Leonard Tose was a colorful, Runyonesque character who owned the Philadelphia Eagles for sixteen seasons including his team’s memorable Super Bowl season of 1980. Perhaps his greatest legacy, however, was his role as the driving force in establishing the Ronald McDonald houses nationwide.
Tose was known for both his hard living and soft heart. Born in 1914, in Bridgeport, Pa., Tose’s father, a Russian immigrant, was a peddler who eventually owned 10 trucks, the beginning of the family business. In its heyday, Tose Inc. owned more than 700 trucks and grossed $20 million a year.
Tose attended Notre Dame, played end on their freshman football team and developed a love of football that never waned. It was enhanced by his close friendship with legendary coach Frank Leahy. In 1949, he became one of a hundred local investors who purchased the Eagles. He was then 35.
In 1969, he became the principal owner of the Eagles, selling his trucking company so that he could devote himself entirely to his team. “He loved the Eagles”, said Jim Gallagher, their now-retired publicist. “All the players and coaches, even those he had to fire, loved him”. The turning point of his regime came in 1976 when he hired an untested college coach from UCLA. Tose was drawn to Dick Vermeil by his intensity and emotionality and it brought the owner his greatest prominence and joy: a glorious trip to the Super Bowl in 1981.
The week before the game, Tose chartered several airplanes and flew 762 people to New Orleans where he treated players, friends and employees to gourmet dinners in the city’s finest restaurants.

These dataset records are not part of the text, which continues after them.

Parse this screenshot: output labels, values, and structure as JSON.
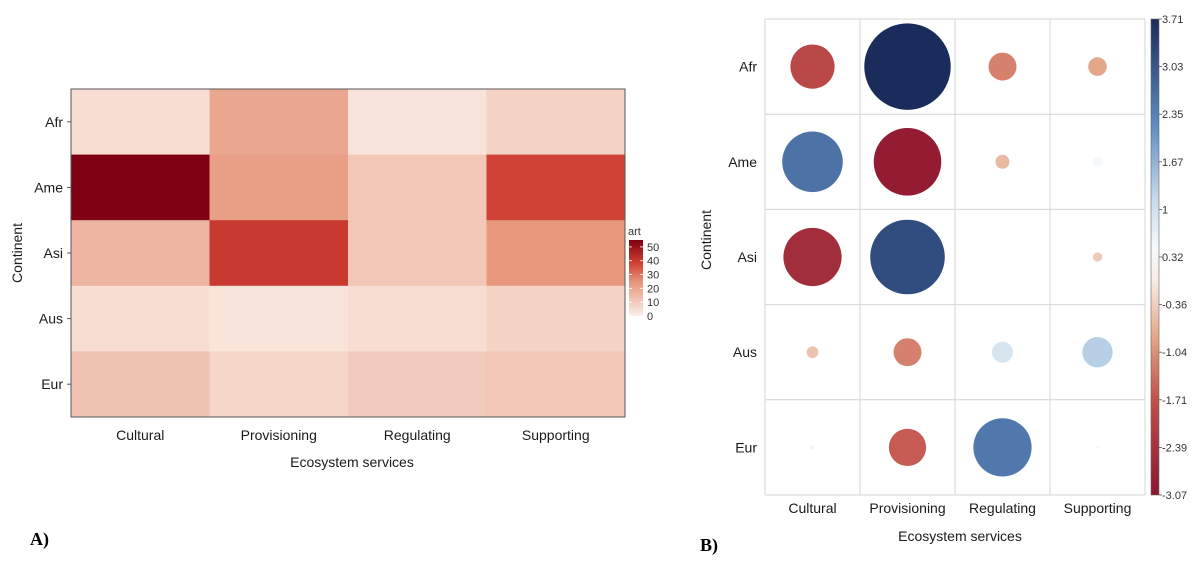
{
  "panels": [
    {
      "label": "A)"
    },
    {
      "label": "B)"
    }
  ],
  "chart_data": [
    {
      "type": "heatmap",
      "panel": "A)",
      "title": "",
      "xlabel": "Ecosystem services",
      "ylabel": "Continent",
      "x": [
        "Cultural",
        "Provisioning",
        "Regulating",
        "Supporting"
      ],
      "y": [
        "Afr",
        "Ame",
        "Asi",
        "Aus",
        "Eur"
      ],
      "values": [
        [
          5,
          20,
          3,
          8
        ],
        [
          55,
          22,
          11,
          38
        ],
        [
          16,
          40,
          11,
          24
        ],
        [
          5,
          3,
          5,
          8
        ],
        [
          12,
          7,
          10,
          11
        ]
      ],
      "legend": {
        "title": "art",
        "ticks": [
          0,
          10,
          20,
          30,
          40,
          50
        ],
        "range": [
          0,
          55
        ],
        "low_color": "#fbefe8",
        "mid_color": "#e08a6c",
        "high_color": "#7f0012",
        "placement": "right"
      }
    },
    {
      "type": "heatmap",
      "subtype": "bubble-correlation",
      "panel": "B)",
      "title": "",
      "xlabel": "Ecosystem services",
      "ylabel": "Continent",
      "x": [
        "Cultural",
        "Provisioning",
        "Regulating",
        "Supporting"
      ],
      "y": [
        "Afr",
        "Ame",
        "Asi",
        "Aus",
        "Eur"
      ],
      "values": [
        [
          -1.9,
          3.71,
          -1.2,
          -0.8
        ],
        [
          2.6,
          -2.9,
          -0.6,
          0.45
        ],
        [
          -2.5,
          3.2,
          0.0,
          -0.4
        ],
        [
          -0.5,
          -1.2,
          0.9,
          1.3
        ],
        [
          0.15,
          -1.6,
          2.5,
          0.1
        ]
      ],
      "legend": {
        "ticks": [
          "3.71",
          "3.03",
          "2.35",
          "1.67",
          "1",
          "0.32",
          "-0.36",
          "-1.04",
          "-1.71",
          "-2.39",
          "-3.07"
        ],
        "range": [
          -3.07,
          3.71
        ],
        "colors": [
          "#67001f",
          "#b2182b",
          "#d6604d",
          "#f4a582",
          "#fddbc7",
          "#f7f7f7",
          "#d1e5f0",
          "#92c5de",
          "#4393c3",
          "#2166ac",
          "#1a2f5e"
        ],
        "placement": "right"
      }
    }
  ]
}
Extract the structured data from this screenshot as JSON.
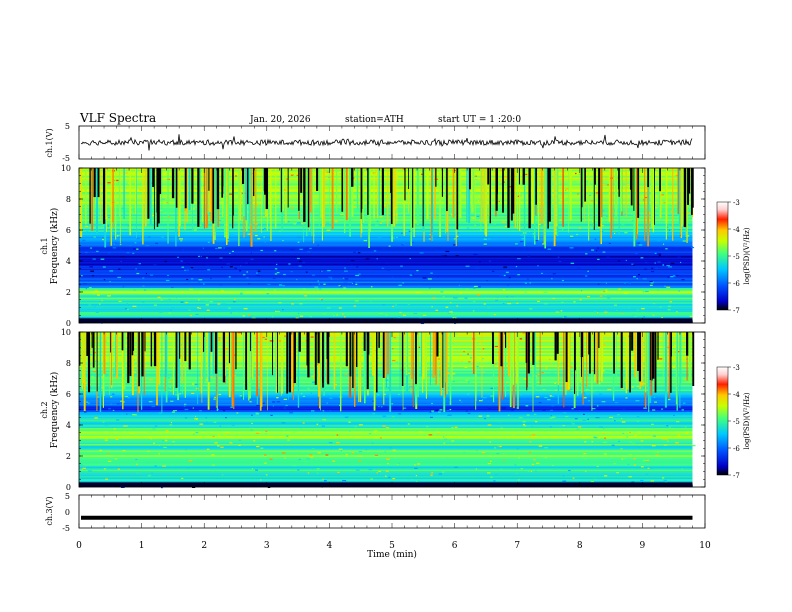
{
  "header": {
    "title": "VLF  Spectra",
    "date": "Jan. 20, 2026",
    "station": "station=ATH",
    "start_ut": "start  UT  =   1  :20:0"
  },
  "colors": {
    "colormap": [
      "#000000",
      "#0000c8",
      "#0050ff",
      "#00c8ff",
      "#40ff80",
      "#c8ff00",
      "#ffc800",
      "#ff2000",
      "#ffd0d0",
      "#ffffff"
    ],
    "trace": "#000000"
  },
  "chart_data": [
    {
      "type": "line",
      "name": "ch1-waveform",
      "ylabel": "ch.1(V)",
      "ylim": [
        -5,
        5
      ],
      "yticks": [
        "5",
        "-5"
      ],
      "xlim": [
        0,
        10
      ],
      "baseline": 0,
      "noise_amplitude": 0.8,
      "visible_until_min": 9.8
    },
    {
      "type": "heatmap",
      "name": "ch1-spectrogram",
      "ylabel_channel": "ch.1",
      "ylabel": "Frequency  (kHz)",
      "ylim": [
        0,
        10
      ],
      "yticks": [
        "0",
        "2",
        "4",
        "6",
        "8",
        "10"
      ],
      "xlim": [
        0,
        10
      ],
      "colorbar": {
        "label": "log(PSD)(V²/Hz)",
        "range": [
          -7,
          -3
        ],
        "ticks": [
          "-3",
          "-4",
          "-5",
          "-6",
          "-7"
        ]
      },
      "psd_profile": [
        {
          "f_khz": 0.0,
          "log_psd": -6.9
        },
        {
          "f_khz": 0.5,
          "log_psd": -5.2
        },
        {
          "f_khz": 1.0,
          "log_psd": -5.5
        },
        {
          "f_khz": 1.5,
          "log_psd": -5.4
        },
        {
          "f_khz": 2.0,
          "log_psd": -5.0
        },
        {
          "f_khz": 2.5,
          "log_psd": -6.0
        },
        {
          "f_khz": 3.0,
          "log_psd": -6.3
        },
        {
          "f_khz": 3.5,
          "log_psd": -6.4
        },
        {
          "f_khz": 4.0,
          "log_psd": -6.5
        },
        {
          "f_khz": 4.5,
          "log_psd": -6.4
        },
        {
          "f_khz": 5.0,
          "log_psd": -6.0
        },
        {
          "f_khz": 6.0,
          "log_psd": -5.4
        },
        {
          "f_khz": 7.0,
          "log_psd": -5.2
        },
        {
          "f_khz": 8.0,
          "log_psd": -5.0
        },
        {
          "f_khz": 9.0,
          "log_psd": -4.9
        },
        {
          "f_khz": 10.0,
          "log_psd": -4.8
        }
      ],
      "data_until_min": 9.8
    },
    {
      "type": "heatmap",
      "name": "ch2-spectrogram",
      "ylabel_channel": "ch.2",
      "ylabel": "Frequency  (kHz)",
      "ylim": [
        0,
        10
      ],
      "yticks": [
        "0",
        "2",
        "4",
        "6",
        "8",
        "10"
      ],
      "xlim": [
        0,
        10
      ],
      "colorbar": {
        "label": "log(PSD)(V²/Hz)",
        "range": [
          -7,
          -3
        ],
        "ticks": [
          "-3",
          "-4",
          "-5",
          "-6",
          "-7"
        ]
      },
      "psd_profile": [
        {
          "f_khz": 0.0,
          "log_psd": -6.9
        },
        {
          "f_khz": 0.5,
          "log_psd": -5.4
        },
        {
          "f_khz": 1.0,
          "log_psd": -5.3
        },
        {
          "f_khz": 1.5,
          "log_psd": -5.5
        },
        {
          "f_khz": 2.0,
          "log_psd": -4.9
        },
        {
          "f_khz": 2.5,
          "log_psd": -5.4
        },
        {
          "f_khz": 3.0,
          "log_psd": -5.2
        },
        {
          "f_khz": 3.5,
          "log_psd": -4.9
        },
        {
          "f_khz": 4.0,
          "log_psd": -5.4
        },
        {
          "f_khz": 4.5,
          "log_psd": -5.6
        },
        {
          "f_khz": 5.0,
          "log_psd": -6.2
        },
        {
          "f_khz": 6.0,
          "log_psd": -5.5
        },
        {
          "f_khz": 7.0,
          "log_psd": -5.2
        },
        {
          "f_khz": 8.0,
          "log_psd": -5.0
        },
        {
          "f_khz": 9.0,
          "log_psd": -4.9
        },
        {
          "f_khz": 10.0,
          "log_psd": -4.8
        }
      ],
      "data_until_min": 9.8
    },
    {
      "type": "line",
      "name": "ch3-waveform",
      "ylabel": "ch.3(V)",
      "ylim": [
        -5,
        5
      ],
      "yticks": [
        "5",
        "0",
        "-5"
      ],
      "xlim": [
        0,
        10
      ],
      "xlabel": "Time  (min)",
      "xticks": [
        "0",
        "1",
        "2",
        "3",
        "4",
        "5",
        "6",
        "7",
        "8",
        "9",
        "10"
      ],
      "baseline": -1.9,
      "visible_until_min": 9.8
    }
  ]
}
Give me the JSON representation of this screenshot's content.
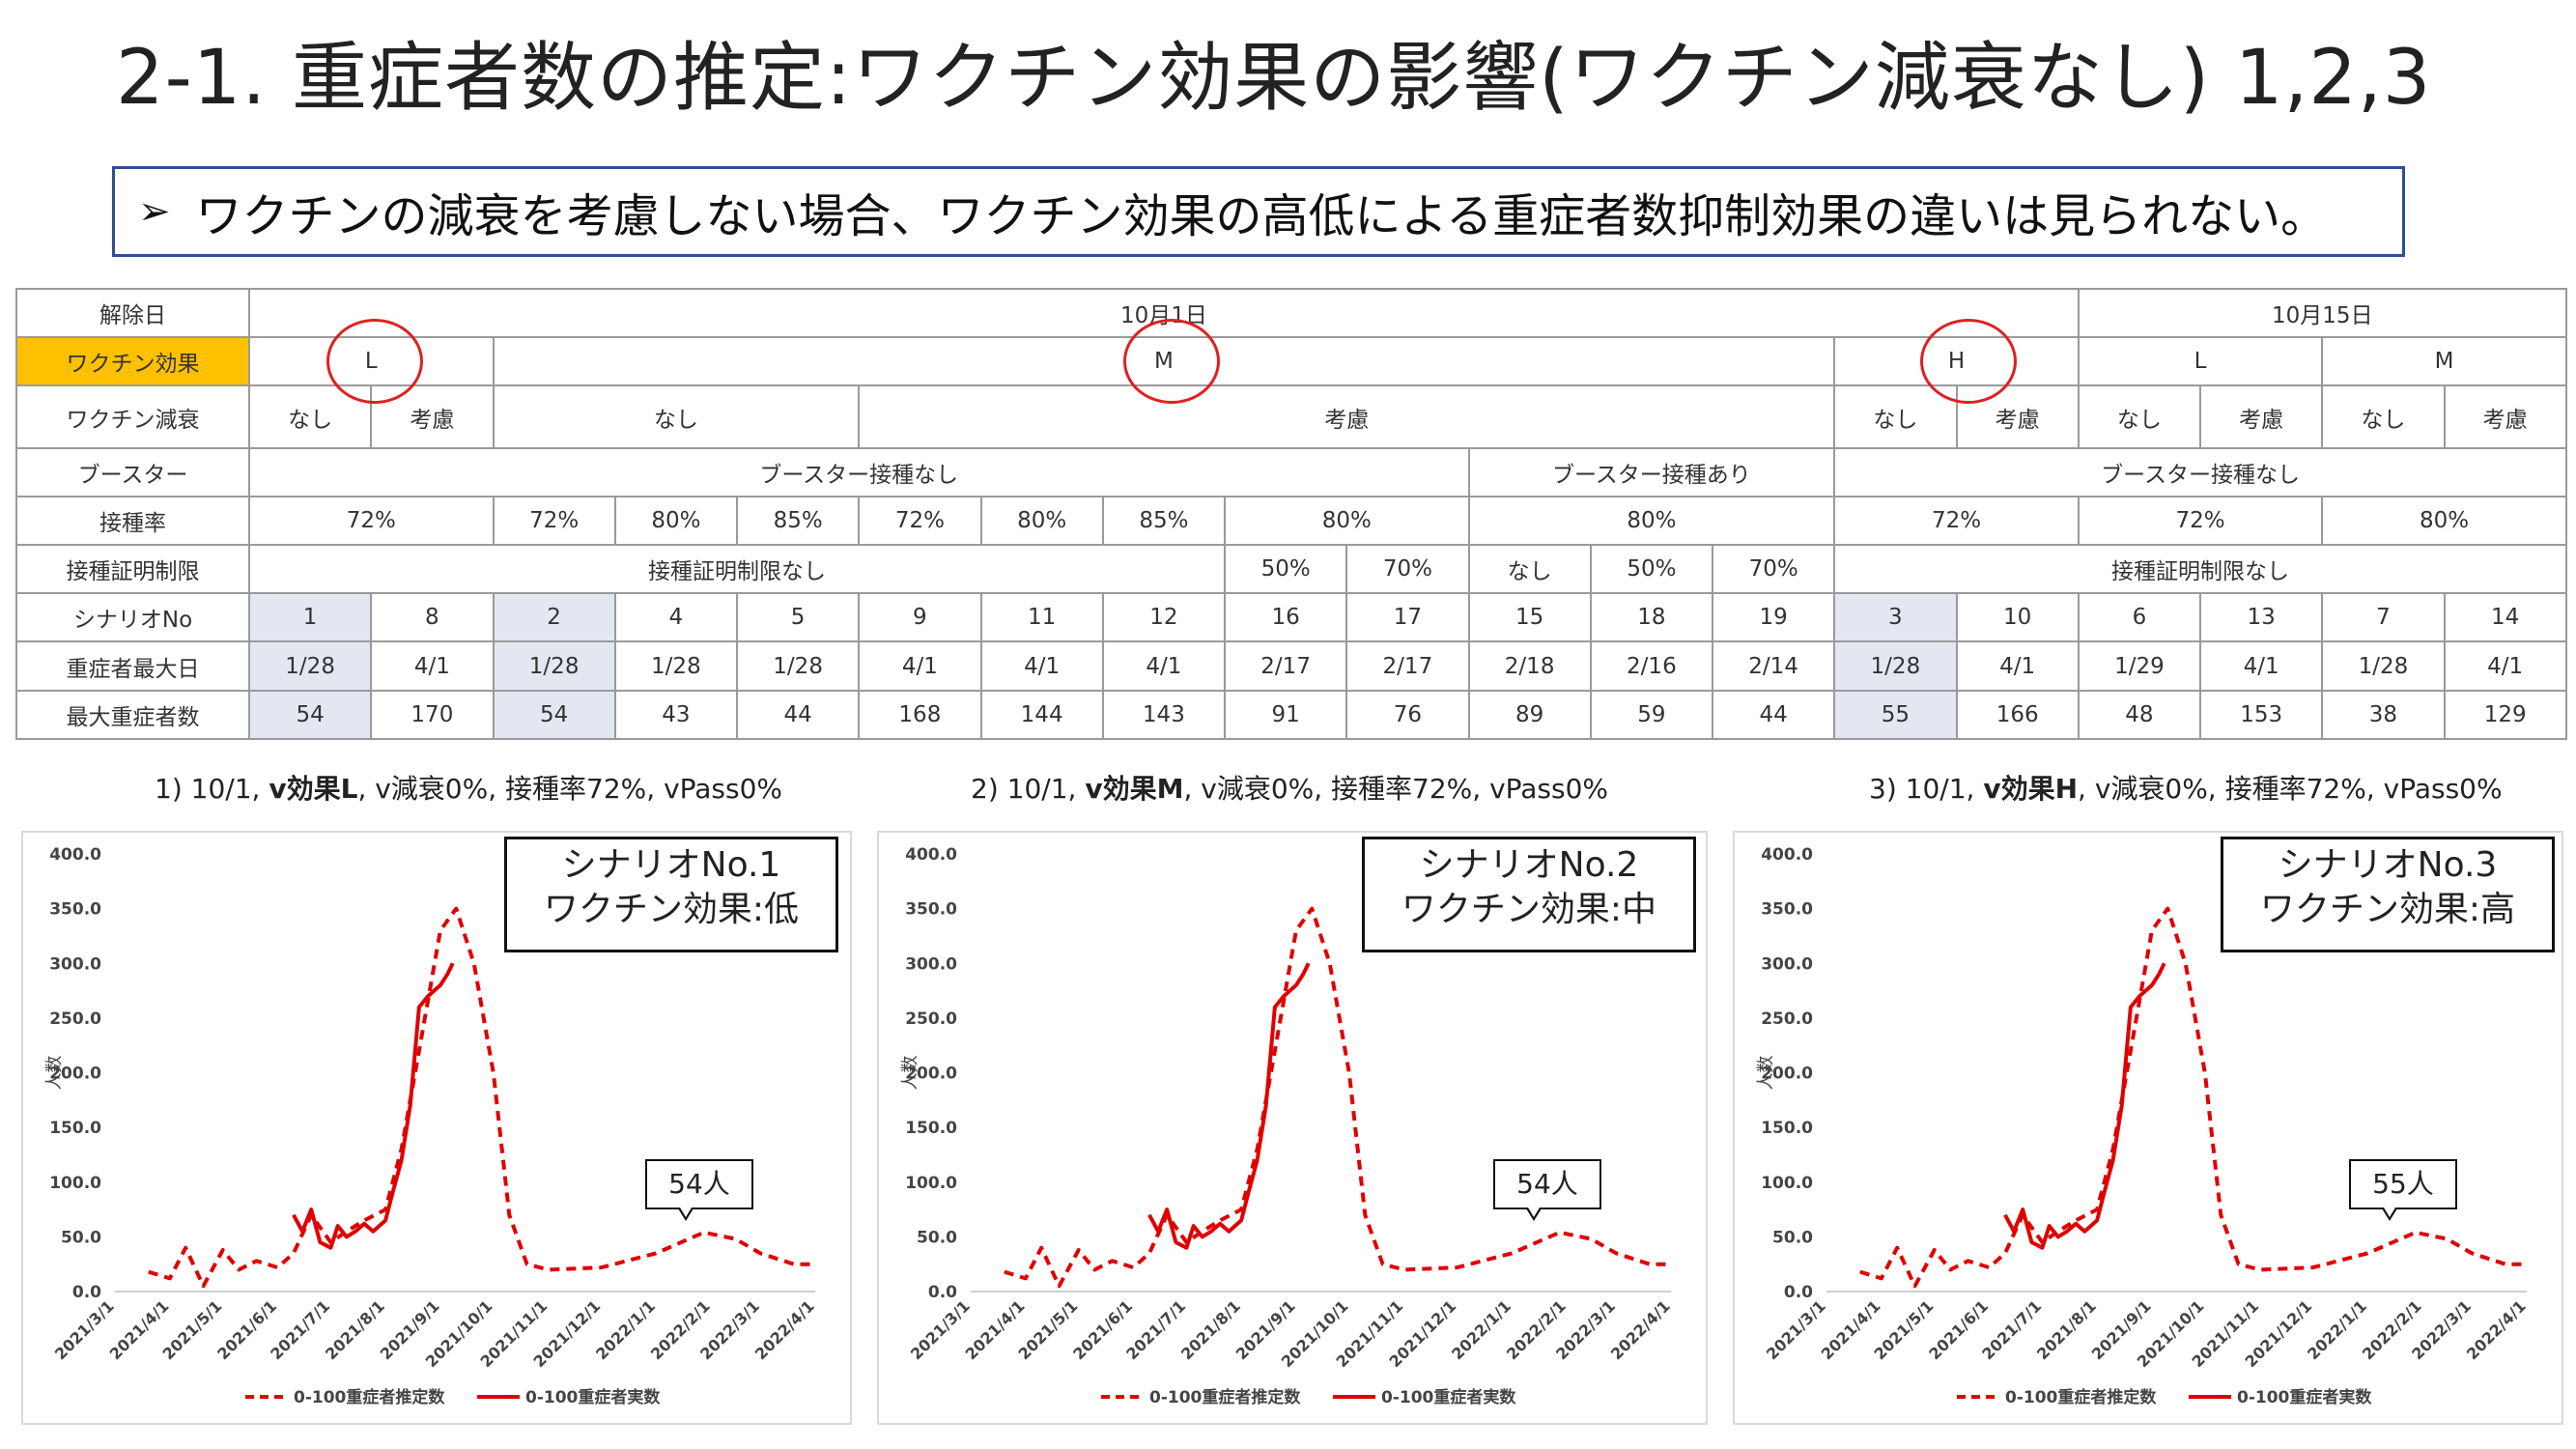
{
  "page_title": "2-1. 重症者数の推定:ワクチン効果の影響(ワクチン減衰なし) 1,2,3",
  "callout": {
    "bullet": "➢",
    "text": "ワクチンの減衰を考慮しない場合、ワクチン効果の高低による重症者数抑制効果の違いは見られない。"
  },
  "table": {
    "row_labels": {
      "release_date": "解除日",
      "vaccine_effect": "ワクチン効果",
      "vaccine_decay": "ワクチン減衰",
      "booster": "ブースター",
      "vacc_rate": "接種率",
      "cert_limit": "接種証明制限",
      "scenario_no": "シナリオNo",
      "peak_date": "重症者最大日",
      "peak_count": "最大重症者数"
    },
    "release": [
      "10月1日",
      "10月15日"
    ],
    "effects": [
      "L",
      "M",
      "H",
      "L",
      "M"
    ],
    "decay": [
      "なし",
      "考慮",
      "なし",
      "考慮",
      "なし",
      "考慮",
      "なし",
      "考慮",
      "なし",
      "考慮"
    ],
    "booster": [
      "ブースター接種なし",
      "ブースター接種あり",
      "ブースター接種なし"
    ],
    "rates": [
      "72%",
      "72%",
      "80%",
      "85%",
      "72%",
      "80%",
      "85%",
      "80%",
      "80%",
      "72%",
      "72%",
      "80%"
    ],
    "cert": [
      "接種証明制限なし",
      "50%",
      "70%",
      "なし",
      "50%",
      "70%",
      "接種証明制限なし"
    ],
    "scenarios": [
      "1",
      "8",
      "2",
      "4",
      "5",
      "9",
      "11",
      "12",
      "16",
      "17",
      "15",
      "18",
      "19",
      "3",
      "10",
      "6",
      "13",
      "7",
      "14"
    ],
    "peak_dates": [
      "1/28",
      "4/1",
      "1/28",
      "1/28",
      "1/28",
      "4/1",
      "4/1",
      "4/1",
      "2/17",
      "2/17",
      "2/18",
      "2/16",
      "2/14",
      "1/28",
      "4/1",
      "1/29",
      "4/1",
      "1/28",
      "4/1"
    ],
    "peak_counts": [
      "54",
      "170",
      "54",
      "43",
      "44",
      "168",
      "144",
      "143",
      "91",
      "76",
      "89",
      "59",
      "44",
      "55",
      "166",
      "48",
      "153",
      "38",
      "129"
    ]
  },
  "charts": [
    {
      "prefix": "1) 10/1, ",
      "bold": "v効果L",
      "suffix": ", v減衰0%, 接種率72%, vPass0%",
      "scenario_line1": "シナリオNo.1",
      "scenario_line2": "ワクチン効果:低",
      "peak_label": "54人"
    },
    {
      "prefix": "2) 10/1, ",
      "bold": "v効果M",
      "suffix": ", v減衰0%, 接種率72%, vPass0%",
      "scenario_line1": "シナリオNo.2",
      "scenario_line2": "ワクチン効果:中",
      "peak_label": "54人"
    },
    {
      "prefix": "3) 10/1, ",
      "bold": "v効果H",
      "suffix": ", v減衰0%, 接種率72%, vPass0%",
      "scenario_line1": "シナリオNo.3",
      "scenario_line2": "ワクチン効果:高",
      "peak_label": "55人"
    }
  ],
  "chart_data": [
    {
      "type": "line",
      "ylabel": "人数",
      "ylim": [
        0,
        400
      ],
      "yticks": [
        "0.0",
        "50.0",
        "100.0",
        "150.0",
        "200.0",
        "250.0",
        "300.0",
        "350.0",
        "400.0"
      ],
      "x_tick_labels": [
        "2021/3/1",
        "2021/4/1",
        "2021/5/1",
        "2021/6/1",
        "2021/7/1",
        "2021/8/1",
        "2021/9/1",
        "2021/10/1",
        "2021/11/1",
        "2021/12/1",
        "2022/1/1",
        "2022/2/1",
        "2022/3/1",
        "2022/4/1"
      ],
      "legend_position": "bottom",
      "series": [
        {
          "name": "0-100重症者推定数",
          "style": "dashed",
          "color": "#e00000",
          "x": [
            "2021/3/20",
            "2021/4/1",
            "2021/4/10",
            "2021/4/20",
            "2021/5/1",
            "2021/5/10",
            "2021/5/20",
            "2021/6/1",
            "2021/6/10",
            "2021/6/20",
            "2021/7/1",
            "2021/7/10",
            "2021/7/20",
            "2021/8/1",
            "2021/8/10",
            "2021/8/20",
            "2021/9/1",
            "2021/9/10",
            "2021/9/20",
            "2021/10/1",
            "2021/10/10",
            "2021/10/20",
            "2021/11/1",
            "2021/12/1",
            "2022/1/1",
            "2022/1/28",
            "2022/2/15",
            "2022/3/1",
            "2022/3/20",
            "2022/4/1"
          ],
          "y": [
            18,
            12,
            40,
            5,
            38,
            20,
            28,
            22,
            35,
            70,
            45,
            55,
            65,
            75,
            130,
            220,
            330,
            350,
            300,
            200,
            70,
            25,
            20,
            22,
            35,
            54,
            48,
            35,
            25,
            25
          ]
        },
        {
          "name": "0-100重症者実数",
          "style": "solid",
          "color": "#e00000",
          "x": [
            "2021/6/10",
            "2021/6/15",
            "2021/6/20",
            "2021/6/25",
            "2021/7/1",
            "2021/7/5",
            "2021/7/10",
            "2021/7/15",
            "2021/7/20",
            "2021/7/25",
            "2021/8/1",
            "2021/8/5",
            "2021/8/10",
            "2021/8/15",
            "2021/8/20",
            "2021/8/25",
            "2021/9/1",
            "2021/9/5",
            "2021/9/8"
          ],
          "y": [
            70,
            55,
            75,
            45,
            40,
            60,
            50,
            55,
            62,
            55,
            65,
            90,
            120,
            170,
            260,
            270,
            280,
            290,
            300
          ]
        }
      ]
    }
  ]
}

Tose supported countless charities, and it was because of his efforts that The Eagles Fly for Leukemia and the Ronald McDonald House began. When financial troubles threatened to curtail the city’s Public League schools, Tose kept them afloat by writing a single $79,000 check. And he once bought bullet proof vests for the Philadelphia police when the city refused to purchase them. In yet another case of his generosity, he honored his father’s devotion to Judaism by raising money to build Tiferet Bet Israel, a synagogue in Blue Bell, Pennsylvania.